Я не мог принять ее доводы всерьез.
— Я уезжаю сегодня же и вернусь через три месяца, чтобы остаться с тобой.
Она мне возразила музыкой танго:
— Ха-ха, ха, ха!
Тогда я затвердил, что Мартину было просто убедить, когда она говорила «да», но невозможно, когда она говорила «нет». Поэтому, купаясь в слезах, я поднял перчатку и намеревался стать другим в жизни, которую она задумала для меня: другой город, другой колледж, другие друзья и даже другой способ бытия. Я едва задумывался об этом. Благодаря авторитету моих многих медалей первое, что я сказал отцу с определенной торжественностью, было, что я не вернусь в колледж Святого Иосифа. Ни в Барранкилью.
— Да будет благословен Бог! — сказал он. — Я всегда спрашивал себя, в кого ты пошел такой романтичный, чтобы учиться с иезуитами.
Мама игнорировала замечание.
— Если не там, тогда тебе надо жить в Боготе, — сказала она.
— Тогда он не будет нигде, — тут же возразил отец, — потому что нет денег, необходимых для жизни щеголя.
Это странно, но одна только мысль не продолжать обучение, которая стало мечтой моей жизни, мне показалась тогда невероятной. Вплоть до того, чтобы призвать на помощь мечту, которая всегда казалась мне недостижимой.
— Есть стипендии, — сказал я.
— Очень много, — сказал отец, — но для богатых.
Частью это было верным, но не из-за протекций, а поскольку формальности были сложными, а условия едва обнародованными. Каждый, кто претендовал на стипендию, должен был ехать в Боготу: тысяча километров за восемь дней пути, которые стоили почти столько же, сколько и три месяца в интернате хорошего колледжа. Но даже это могло быть бесполезно. Мать вышла из себя:
— Когда кто-то открывает денежную машину, известно, откуда это начинается, но неизвестно, где заканчивается.
К тому же у меня уже были другие отложенные обязательства. Луис Энрике, которому было на год меньше, чем мне, был записан в две местные школы и обе забросил за несколько месяцев. Маргарита и Аида учились хорошо в монашеских начальных школах, но уже начинали думать о соседнем и менее дорогостоящем для бакалавриата городе. С Густаво, Лихией, Ритой и Хайме не было пока еще срочности, но они росли в угрожающем ритме. Так же как они, трое, которые родились после, относились ко мне как к кому-то, кто всегда приезжал, чтобы уехать.
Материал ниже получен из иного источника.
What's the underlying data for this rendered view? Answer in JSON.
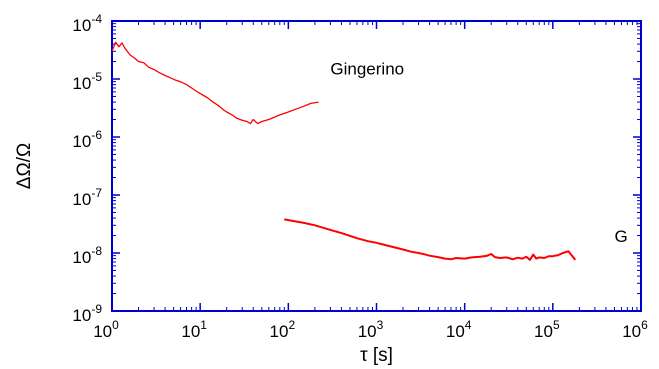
{
  "chart_data": {
    "type": "line",
    "title": "",
    "xlabel": "τ [s]",
    "ylabel": "ΔΩ/Ω",
    "x_scale": "log",
    "y_scale": "log",
    "xlim": [
      1,
      1000000
    ],
    "ylim": [
      1e-09,
      0.0001
    ],
    "grid": false,
    "frame_color": "#0000cc",
    "x_ticks": [
      {
        "value": 1,
        "base": "10",
        "exp": "0"
      },
      {
        "value": 10,
        "base": "10",
        "exp": "1"
      },
      {
        "value": 100,
        "base": "10",
        "exp": "2"
      },
      {
        "value": 1000,
        "base": "10",
        "exp": "3"
      },
      {
        "value": 10000,
        "base": "10",
        "exp": "4"
      },
      {
        "value": 100000,
        "base": "10",
        "exp": "5"
      },
      {
        "value": 1000000,
        "base": "10",
        "exp": "6"
      }
    ],
    "y_ticks": [
      {
        "value": 1e-09,
        "base": "10",
        "exp": "-9"
      },
      {
        "value": 1e-08,
        "base": "10",
        "exp": "-8"
      },
      {
        "value": 1e-07,
        "base": "10",
        "exp": "-7"
      },
      {
        "value": 1e-06,
        "base": "10",
        "exp": "-6"
      },
      {
        "value": 1e-05,
        "base": "10",
        "exp": "-5"
      },
      {
        "value": 0.0001,
        "base": "10",
        "exp": "-4"
      }
    ],
    "series": [
      {
        "name": "Gingerino",
        "color": "#ff0000",
        "label_at": [
          300,
          1.2e-05
        ],
        "points": [
          [
            1.0,
            3e-05
          ],
          [
            1.1,
            4.3e-05
          ],
          [
            1.2,
            3.6e-05
          ],
          [
            1.3,
            4.2e-05
          ],
          [
            1.4,
            3.4e-05
          ],
          [
            1.6,
            2.6e-05
          ],
          [
            1.8,
            2.3e-05
          ],
          [
            2.0,
            2e-05
          ],
          [
            2.3,
            1.9e-05
          ],
          [
            2.6,
            1.6e-05
          ],
          [
            3.0,
            1.45e-05
          ],
          [
            3.4,
            1.3e-05
          ],
          [
            4.0,
            1.15e-05
          ],
          [
            4.6,
            1.05e-05
          ],
          [
            5.3,
            9.5e-06
          ],
          [
            6.0,
            9e-06
          ],
          [
            7.0,
            8e-06
          ],
          [
            8.0,
            7e-06
          ],
          [
            9.0,
            6.2e-06
          ],
          [
            10,
            5.6e-06
          ],
          [
            12,
            4.8e-06
          ],
          [
            14,
            4e-06
          ],
          [
            16,
            3.5e-06
          ],
          [
            18,
            3e-06
          ],
          [
            20,
            2.7e-06
          ],
          [
            23,
            2.4e-06
          ],
          [
            26,
            2.1e-06
          ],
          [
            30,
            1.95e-06
          ],
          [
            34,
            1.85e-06
          ],
          [
            37,
            1.7e-06
          ],
          [
            40,
            2e-06
          ],
          [
            45,
            1.7e-06
          ],
          [
            50,
            1.85e-06
          ],
          [
            60,
            2e-06
          ],
          [
            70,
            2.2e-06
          ],
          [
            80,
            2.4e-06
          ],
          [
            100,
            2.7e-06
          ],
          [
            120,
            3e-06
          ],
          [
            150,
            3.4e-06
          ],
          [
            180,
            3.8e-06
          ],
          [
            220,
            4e-06
          ]
        ]
      },
      {
        "name": "G",
        "color": "#ff0000",
        "label_at": [
          500000,
          1.55e-08
        ],
        "points": [
          [
            90,
            3.8e-08
          ],
          [
            120,
            3.5e-08
          ],
          [
            150,
            3.3e-08
          ],
          [
            200,
            3e-08
          ],
          [
            300,
            2.5e-08
          ],
          [
            400,
            2.2e-08
          ],
          [
            600,
            1.8e-08
          ],
          [
            800,
            1.6e-08
          ],
          [
            1000,
            1.5e-08
          ],
          [
            1300,
            1.35e-08
          ],
          [
            1600,
            1.25e-08
          ],
          [
            2000,
            1.15e-08
          ],
          [
            2500,
            1.05e-08
          ],
          [
            3000,
            1e-08
          ],
          [
            3500,
            9.5e-09
          ],
          [
            4000,
            9e-09
          ],
          [
            5000,
            8.5e-09
          ],
          [
            6000,
            8e-09
          ],
          [
            7000,
            7.8e-09
          ],
          [
            8000,
            8.2e-09
          ],
          [
            10000,
            8e-09
          ],
          [
            12000,
            8.4e-09
          ],
          [
            15000,
            8.6e-09
          ],
          [
            18000,
            9e-09
          ],
          [
            20000,
            9.6e-09
          ],
          [
            22000,
            8.5e-09
          ],
          [
            25000,
            8.2e-09
          ],
          [
            30000,
            8.4e-09
          ],
          [
            35000,
            7.8e-09
          ],
          [
            40000,
            8.3e-09
          ],
          [
            45000,
            8e-09
          ],
          [
            50000,
            8.6e-09
          ],
          [
            55000,
            7.6e-09
          ],
          [
            60000,
            9.4e-09
          ],
          [
            65000,
            8e-09
          ],
          [
            70000,
            8.4e-09
          ],
          [
            80000,
            8.2e-09
          ],
          [
            90000,
            8.8e-09
          ],
          [
            100000,
            8.8e-09
          ],
          [
            115000,
            9.2e-09
          ],
          [
            130000,
            1e-08
          ],
          [
            150000,
            1.07e-08
          ],
          [
            165000,
            9e-09
          ],
          [
            180000,
            7.6e-09
          ]
        ]
      }
    ]
  }
}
Это был мой решающий год. Главной притягательностью каждой праздничной повозки были девушки, выбранные благодаря своему изяществу и красоте и одетые как королевы, которые читали наизусть стихи, содержащие намек на символическую войну между двумя половинами городка. Я, все еще наполовину приезжий, пользовался привилегией быть нейтральным, так и держался. В тот год тем не менее я уступил просьбам капитанов Конговео написать им стихи для моей сестры Кармен Росы, которая будет королевой на огромной передвижной платформе. Очарованный, я доставил им удовольствие, но не потерял чувство меры в атаке на противника из-за незнания правил игры. Мне не оставалось другого средства, чтобы исправить недостойный поступок, как прочитать два примиряющих стихотворения: одно, восстанавливающее спокойствие, для красавицы из Конговео, и другое, о примирении, для красавицы из Сулии. Инцидент сделался публичным. Анонимный поэт, едва известный в городке, стал героем дня. Случай представил меня обществу, и я заслужил дружбу обеих группировок. С тех пор мне не хватало времени, чтобы помогать в детских комедиях, благотворительных базарах, вещевых лотереях и даже в составлении речи для одного кандидата в муниципальный совет.